Durometer: Soft or Firm?
Silicones for manufacturing are available in durometers ranging from 5 to 80 Shore A. Durometer has a significant impact on manufacturability at all stages. Parts that are made with very soft or very firm silicones can be difficult to remove from the mold. Soft parts tend to stick to the mold surfaces more while parts made with firm silicone are more brittle and may tear or break during removal. For optimal manufacturability, we recommended using a silicone with a durometer between 30 and 70 Shore A.
Clear or Colored?
Colorants come in a wide variety of hues and can be mixed into LSR or HCR materials at very precise amounts. Adding color to your part can benefit component manufacturing and assembly in several ways:
- Similar, hard to distinguish parts can be colored differently, making them easier to tell apart visually.
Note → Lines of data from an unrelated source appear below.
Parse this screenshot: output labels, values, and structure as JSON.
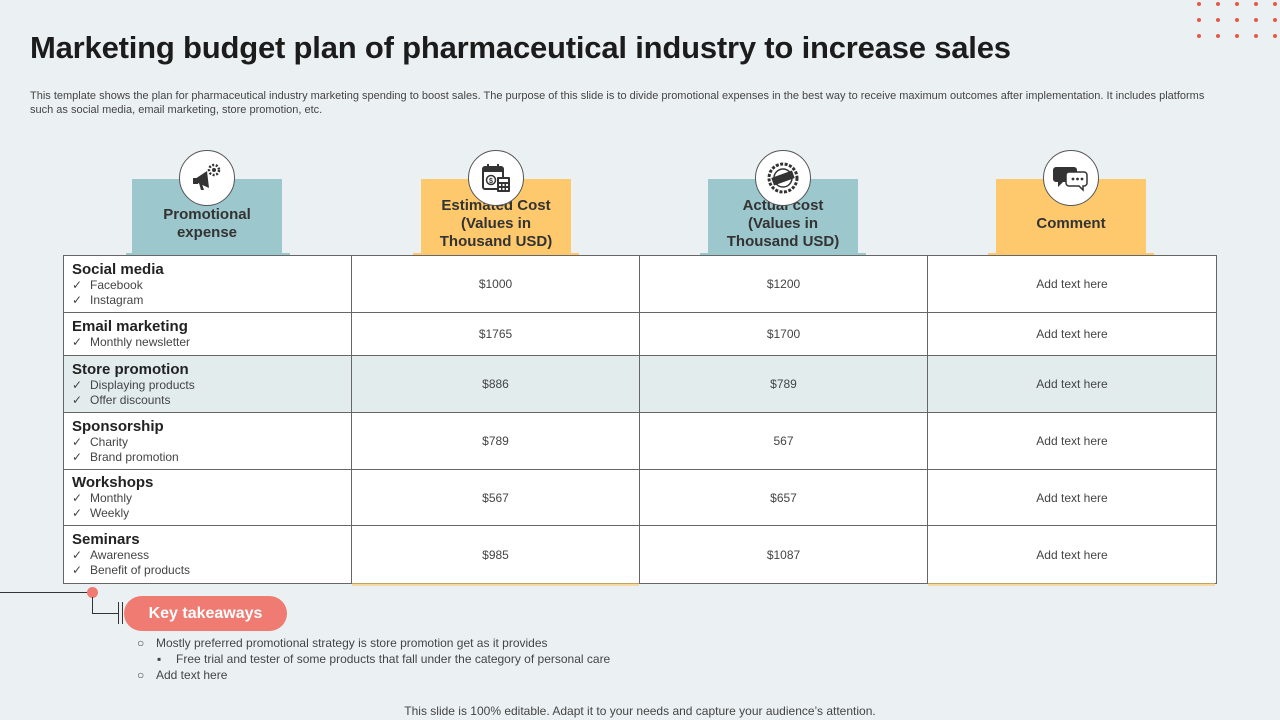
{
  "title": "Marketing budget plan of pharmaceutical industry to increase sales",
  "description": "This template shows the plan for pharmaceutical industry marketing spending to boost sales. The purpose of this slide is to divide promotional expenses in the best way to receive maximum outcomes after implementation. It includes platforms such as social media, email marketing, store promotion, etc.",
  "colors": {
    "teal": "#9cc7cc",
    "yellow": "#fdc96c",
    "accent": "#ef7b72",
    "dots": "#e55a47"
  },
  "columns": [
    {
      "label": "Promotional expense",
      "icon": "megaphone-gear-icon",
      "color": "teal"
    },
    {
      "label": "Estimated Cost (Values in Thousand USD)",
      "icon": "calendar-calculator-icon",
      "color": "yellow"
    },
    {
      "label": "Actual cost (Values in Thousand USD)",
      "icon": "actual-stamp-icon",
      "color": "teal"
    },
    {
      "label": "Comment",
      "icon": "chat-bubbles-icon",
      "color": "yellow"
    }
  ],
  "rows": [
    {
      "category": "Social media",
      "items": [
        "Facebook",
        "Instagram"
      ],
      "estimated": "$1000",
      "actual": "$1200",
      "comment": "Add text here"
    },
    {
      "category": "Email marketing",
      "items": [
        "Monthly newsletter"
      ],
      "estimated": "$1765",
      "actual": "$1700",
      "comment": "Add text here"
    },
    {
      "category": "Store promotion",
      "items": [
        "Displaying products",
        "Offer discounts"
      ],
      "estimated": "$886",
      "actual": "$789",
      "comment": "Add text here"
    },
    {
      "category": "Sponsorship",
      "items": [
        "Charity",
        "Brand promotion"
      ],
      "estimated": "$789",
      "actual": "567",
      "comment": "Add text here"
    },
    {
      "category": "Workshops",
      "items": [
        "Monthly",
        "Weekly"
      ],
      "estimated": "$567",
      "actual": "$657",
      "comment": "Add text here"
    },
    {
      "category": "Seminars",
      "items": [
        "Awareness",
        "Benefit of products"
      ],
      "estimated": "$985",
      "actual": "$1087",
      "comment": "Add text here"
    }
  ],
  "check_glyph": "✓",
  "takeaways": {
    "label": "Key takeaways",
    "items": [
      {
        "level": 1,
        "bullet": "○",
        "text": "Mostly preferred  promotional strategy is store promotion  get as it provides"
      },
      {
        "level": 2,
        "bullet": "▪",
        "text": "Free trial and tester of some products that fall under the category of personal care"
      },
      {
        "level": 1,
        "bullet": "○",
        "text": "Add text here"
      }
    ]
  },
  "footer": "This slide is 100% editable. Adapt it to your needs and capture your audience’s attention."
}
- Coloring very small or micro-size parts can make them easier to see and handle, especially against a white background.
- Very small, fully encapsulated bubbles or incursions of foreign material in a thick wall area are more easily hidden in colored silicone than in clear silicone. This can reduce the quantity of parts rejected solely for these minor cosmetic defects.
- Colored silicone can improve the accuracy and repeatability of measurements obtained from non-contact (i.e. optical) measurement processes.
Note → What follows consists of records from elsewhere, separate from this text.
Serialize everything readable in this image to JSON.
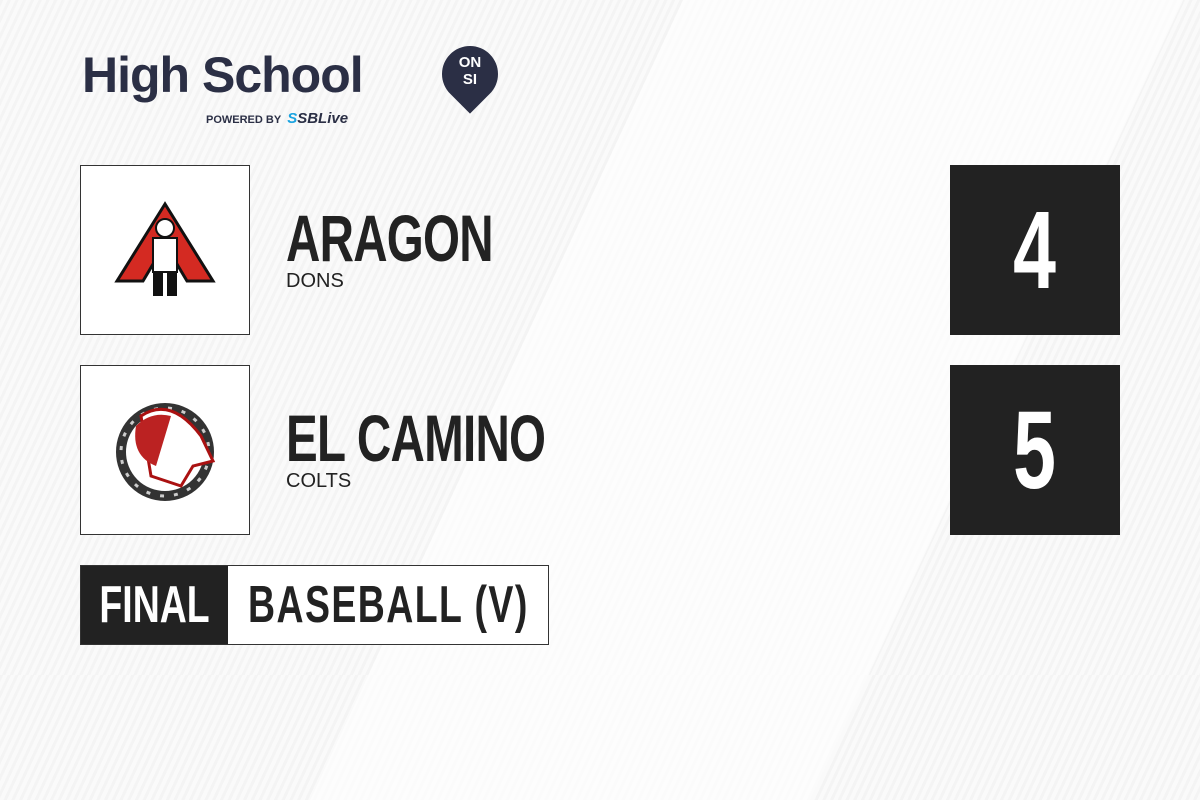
{
  "brand": {
    "title": "High School",
    "badge_top": "ON",
    "badge_bottom": "SI",
    "powered_by": "POWERED BY",
    "partner_prefix": "S",
    "partner": "SBLive"
  },
  "teams": [
    {
      "name": "ARAGON",
      "mascot": "DONS",
      "score": "4",
      "logo": "aragon-dons-logo"
    },
    {
      "name": "EL CAMINO",
      "mascot": "COLTS",
      "score": "5",
      "logo": "el-camino-colts-logo"
    }
  ],
  "status": "FINAL",
  "sport": "BASEBALL (V)",
  "colors": {
    "brand": "#2b2f45",
    "accent": "#1aa3e0",
    "dark": "#222222",
    "team_red": "#d42a22"
  }
}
Dimensioning and Tolerances
The dimensioning and tolerances of a silicone part can make or break a new project. The application of dimensions, selection of critical dimensions, and size of tolerances are all key to manufacturing success. The main things to keep in mind when dimensioning a silicone part are to apply dimensions to silicone (not to the spaces between silicone), and keep tolerances to a minimum of 2.5% of the dimension or ±.003 inches, whichever is greater.
Application of Dimensions
While anything can be dimensioned on paper, not everything may be practical or even possible to measure accurately and repeatably. Examples include:
- Radii that are less than 90° of a circle
- Angles that have reference surfaces of less than .010”
- Referencing to theoretical transitions, such as a transition point from a flat surface to a radius.
- Referencing theoretical planes/surfaces in the use of GD&T
If there is a situation when these types of dimensions need to be applied, it is a good practice to make them reference dimensions if possible. Although doing so voids the application of tolerances, the development of a project won’t be slowed when the inspection data doesn’t meet certain statistical standards.
Selection of Critical Dimensions
Critical features are typically those that will be measured in production as part of continued quality assurance. They must also meet higher statistical requirements than non-critical dimensions used during development. The success of a project can hinge on the selection of critical dimensions.
When selecting critical dimensions, there are some important things to consider.
A critical dimension located in a rigid area of a part will prove more likely to be measured within specification than one located in a more pliable region. Also, if a rigid feature is being measured, the methodology used to measure it will be easier to develop. Typically, simpler fixtures will be required, and both the measurement times and number of fixtures required will be decreased. Measuring rigid features will also yield more consistent data, which will be reflected in improved statistical results.
Successful silicone molded components must not only perform as intended, but must also be designed from the beginning to be manufacturable. By making the right material, color, durometer, dimension, and tolerance choices OEMs can develop molded devices and components that can be reliably manufactured in large volume—while minimizing scrap rates and their losses.